- Native name: Боривоје Мирковић
- Nickname: Bora
- Born: 23 September 1884 Valjevo, Kingdom of Serbia
- Died: 21 August 1969 (aged 84) London, United Kingdom
- Allegiance: Serbia (1907–18) Yugoslavia (1918–42)
- Branch: Air Force
- Rank: Brigadier General
- Commands: Royal Yugoslav Air Force Royal Yugoslav Air Force (in-exile)
- Spouse: Mira Mirković (1930–37; her death)

= Borivoje Mirković =

Royal Yugoslav Air Force general (1884–1969)

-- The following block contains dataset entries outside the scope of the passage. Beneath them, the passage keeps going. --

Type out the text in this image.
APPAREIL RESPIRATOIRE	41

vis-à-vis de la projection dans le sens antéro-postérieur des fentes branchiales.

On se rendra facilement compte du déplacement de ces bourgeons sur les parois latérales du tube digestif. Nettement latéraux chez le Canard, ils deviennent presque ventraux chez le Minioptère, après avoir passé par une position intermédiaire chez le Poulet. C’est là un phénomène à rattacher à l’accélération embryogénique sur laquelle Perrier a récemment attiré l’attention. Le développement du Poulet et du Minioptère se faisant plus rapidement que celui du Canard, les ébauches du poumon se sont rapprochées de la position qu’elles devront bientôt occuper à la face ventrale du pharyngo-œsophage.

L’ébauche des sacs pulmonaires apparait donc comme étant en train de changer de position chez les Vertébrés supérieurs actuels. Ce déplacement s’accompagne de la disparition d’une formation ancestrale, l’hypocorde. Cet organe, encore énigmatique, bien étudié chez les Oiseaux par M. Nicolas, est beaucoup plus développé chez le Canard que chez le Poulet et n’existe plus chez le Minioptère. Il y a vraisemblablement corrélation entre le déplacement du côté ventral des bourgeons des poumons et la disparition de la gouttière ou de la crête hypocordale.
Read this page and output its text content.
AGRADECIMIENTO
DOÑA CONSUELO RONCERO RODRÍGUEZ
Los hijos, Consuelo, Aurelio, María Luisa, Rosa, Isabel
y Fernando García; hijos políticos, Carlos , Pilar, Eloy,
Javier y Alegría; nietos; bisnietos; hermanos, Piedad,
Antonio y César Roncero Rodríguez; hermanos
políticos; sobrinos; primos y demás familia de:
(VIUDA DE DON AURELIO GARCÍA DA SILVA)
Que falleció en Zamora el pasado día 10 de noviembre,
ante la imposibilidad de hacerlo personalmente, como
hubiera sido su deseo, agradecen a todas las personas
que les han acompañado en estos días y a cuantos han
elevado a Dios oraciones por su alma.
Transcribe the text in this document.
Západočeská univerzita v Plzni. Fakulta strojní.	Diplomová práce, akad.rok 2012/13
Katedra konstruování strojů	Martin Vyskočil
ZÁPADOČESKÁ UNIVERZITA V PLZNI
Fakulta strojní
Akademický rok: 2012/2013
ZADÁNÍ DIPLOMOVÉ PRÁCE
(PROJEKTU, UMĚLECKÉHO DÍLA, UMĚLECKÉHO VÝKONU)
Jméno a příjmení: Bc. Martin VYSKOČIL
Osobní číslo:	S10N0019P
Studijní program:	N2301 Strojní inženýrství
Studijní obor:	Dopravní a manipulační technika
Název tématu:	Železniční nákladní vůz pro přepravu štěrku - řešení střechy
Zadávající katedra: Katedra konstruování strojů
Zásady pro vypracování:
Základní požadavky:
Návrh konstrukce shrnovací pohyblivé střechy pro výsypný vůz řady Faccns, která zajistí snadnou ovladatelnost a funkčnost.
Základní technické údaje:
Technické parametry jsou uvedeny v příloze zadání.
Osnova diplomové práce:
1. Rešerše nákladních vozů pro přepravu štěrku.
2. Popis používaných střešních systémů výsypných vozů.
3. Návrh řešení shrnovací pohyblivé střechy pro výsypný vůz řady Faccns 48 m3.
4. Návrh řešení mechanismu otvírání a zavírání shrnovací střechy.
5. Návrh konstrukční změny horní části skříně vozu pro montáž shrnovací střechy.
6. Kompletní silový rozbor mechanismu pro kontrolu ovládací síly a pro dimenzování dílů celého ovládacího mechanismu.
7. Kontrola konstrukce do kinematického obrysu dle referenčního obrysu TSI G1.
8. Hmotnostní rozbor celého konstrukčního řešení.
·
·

Borivoje Mirković (Боривоје Мирковић; 23 September 1884 – 21 August 1969) was a brigadier general in the Royal Yugoslav Air Force.

==Early life==
Borivoje Mirković was born to Jovan and Smiljana Mirković on 23 September 1884 in Valjevo, Kingdom of Serbia. He entered the Serbian Army in 1907. In 1930, he married a woman named Mira. She died in 1937.

==World War II==
Mirković led and organised the Yugoslav coup d'état of 27 March 1941 that deposed the regency of Prince Paul, Dr. Radenko Stanković and Dr. Ivo Perović, as well as the government of Prime Minister Dragiša Cvetković. Mirković and his fellow plotters declared the 17-year-old Prince Peter to be of age and brought to power a government of national unity led by Air Force General Dušan Simović. The coup was carried out at British instigation and involved British intelligence operatives. Mirković and the other plotters were all funded by the British. The coup resulted in the German-led invasion of Yugoslavia on 6 April 1941 during which the armed forces of Yugoslavia were defeated within 11 days. On 14 April 1941, Mirković handed command of the air force to Colonel Petar Vukčević, the commander of the 4th Bomber Brigade. On 16 April, he was fleeing the country by air when the aircraft he was travelling in was hit by Greek anti-aircraft fire near Preveza, and crashed. Mirković was seriously injured. He was based in Cairo for a period, where he was involved with a faction of the Yugoslav government-in-exile that was supported by British intelligence in Egypt. He died in London on 21 August 1969.